6. MBT in Selected Groups of Patients without Primary Hepatopathy

Individual studies concerned the application of MBT and interpretation of its results considering the specifics of some diseases. An attempt to analyze the impact of acute malnutrition in the course of anorexia nervosa (AN) on the hepatic metabolization of 13C methacetin revealed a different hepatic metabolism of the substrate in this group of patients. In individuals with AN significantly higher mean 13CO2 content recovered in the 120 minute of the test (%CD120) was obtained. The speed of the hepatic metabolism of 13C methacetin was significantly higher than in the control group as well as when compared to the recommended reference normal values for healthy people. The acceleration of the liver 13C methacetin metabolism (%CD120 > 37,3%) was present in more than half of the studied females with AN. These results may suggest an increased risk of false negative results in children with eating disorders and liver damage. This fact questions the reliability of the MBT in detecting potential liver function impairment in this group of patients [6].

A diverse metabolism of methacetin was described also within the elderly. In people aged above 65 years a significantly lower 120CD% than in younger people was shown (33.07% ± 7.06% versus 39.81% ± 5.68%). At the same time, TTP was comparable in both groups. The difference in 120CD% was even bigger after adjusting the presumed production of CO2 for age [9]. Opposite observations were presented for a middle-aged patient group (40–60 years old) compared to controls aged between 20 and 30 years. These findings stay in concordance with the described previously in the literature, age-related changes in the cytochrome CYP1A2 activity [29].

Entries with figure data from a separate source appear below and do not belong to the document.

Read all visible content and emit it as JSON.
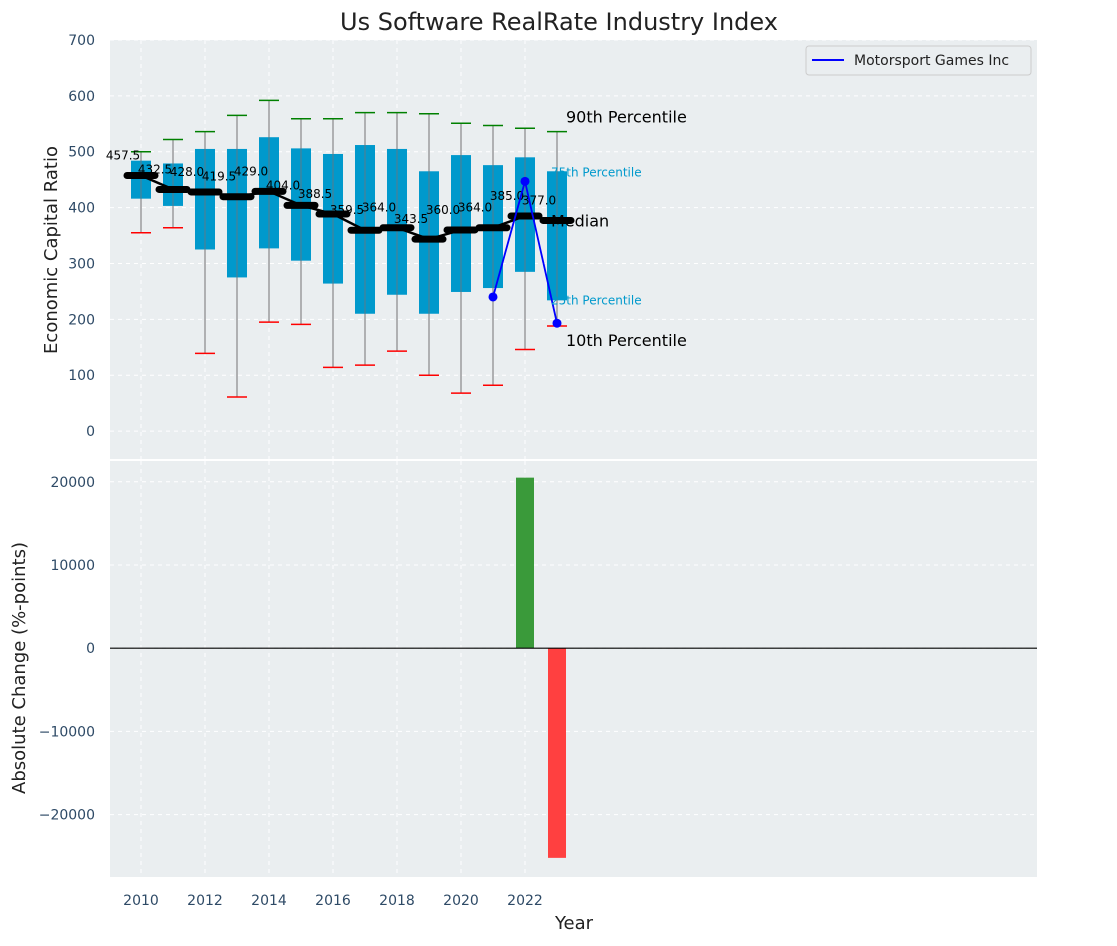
{
  "chart_data": [
    {
      "type": "box",
      "title": "Us Software RealRate Industry Index",
      "xlabel": "",
      "ylabel": "Economic Capital Ratio",
      "ylim": [
        -50,
        700
      ],
      "yticks": [
        0,
        100,
        200,
        300,
        400,
        500,
        600,
        700
      ],
      "grid": true,
      "legend": {
        "position": "top-right",
        "entries": [
          "Motorsport Games Inc"
        ]
      },
      "years": [
        2010,
        2011,
        2012,
        2013,
        2014,
        2015,
        2016,
        2017,
        2018,
        2019,
        2020,
        2021,
        2022,
        2023
      ],
      "p10": [
        355,
        364,
        139,
        61,
        195,
        191,
        114,
        118,
        143,
        100,
        68,
        82,
        146,
        188
      ],
      "q1": [
        416,
        403,
        325,
        275,
        327,
        305,
        264,
        210,
        244,
        210,
        249,
        256,
        285,
        234
      ],
      "median": [
        457.5,
        432.5,
        428.0,
        419.5,
        429.0,
        404.0,
        388.5,
        359.5,
        364.0,
        343.5,
        360.0,
        364.0,
        385.0,
        377.0
      ],
      "median_labels": [
        "457.5",
        "432.5",
        "428.0",
        "419.5",
        "429.0",
        "404.0",
        "388.5",
        "359.5",
        "364.0",
        "343.5",
        "360.0",
        "364.0",
        "385.0",
        "377.0"
      ],
      "q3": [
        484,
        479,
        505,
        505,
        526,
        506,
        496,
        512,
        505,
        465,
        494,
        476,
        490,
        465
      ],
      "p90": [
        500,
        522,
        536,
        565,
        592,
        559,
        559,
        570,
        570,
        568,
        551,
        547,
        542,
        536
      ],
      "company": {
        "name": "Motorsport Games Inc",
        "years": [
          2021,
          2022,
          2023
        ],
        "values": [
          240,
          447,
          193
        ]
      },
      "annotations": {
        "p90": "90th Percentile",
        "p75": "75th Percentile",
        "median": "Median",
        "p25": "25th Percentile",
        "p10": "10th Percentile"
      },
      "colors": {
        "box": "#0099cc",
        "median_line": "#000000",
        "p90_cap": "#008000",
        "p10_cap": "#ff0000",
        "company": "#0000ff",
        "background": "#eaeef0"
      }
    },
    {
      "type": "bar",
      "xlabel": "Year",
      "ylabel": "Absolute Change (%-points)",
      "ylim": [
        -27500,
        22500
      ],
      "yticks": [
        -20000,
        -10000,
        0,
        10000,
        20000
      ],
      "xticks": [
        2010,
        2012,
        2014,
        2016,
        2018,
        2020,
        2022
      ],
      "grid": true,
      "x": [
        2022,
        2023
      ],
      "values": [
        20500,
        -25200
      ],
      "colors": {
        "positive": "#3a9a3a",
        "negative": "#ff4040"
      }
    }
  ]
}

Furthermore, a study estimating the usefulness of MBT in patients treated with Extracorporeal Membrane Oxygenation (ECMO) was carried out. The LiMAx (maximum liver function capacity) test was performed, the substrate was administered intravenously, and the exhaled air samples were collected from the oxygenator. The breath test did not require changing the ECMO settings. The results correlated with the degree of liver capacity in the studied patients and the method was described as useful for the assessment of patients with multiorgan failure treated with ECMO [30].

7. Conclusions

Even though there are multiple markers of liver damage and liver capacity, still a method that would directly reflect the metabolic function of this organ and allow us to detect even slight changes of its capacity (being at the same time a minimally invasive and reproducible test) is lacking. The search for a noninvasive method that would enable optimal functional diagnostics of the liver is indisputably a challenge of the modern hepatology. In light of the presented research, MBT appears to be a useful tool for assessing the capacity of the organ, and as a prognostic marker in many diseases. The large individual variability concerning also the metabolism of cytochrome P450 can affect the results, but does not limit the usefulness of the method for monitoring patients. The impact of external factors on the activity of CYP1A2 subunit and their influence on the results of MBT are until now not fully understood and require further investigation.

Conflicts of Interest

The authors declare that they have no conflicts of interest.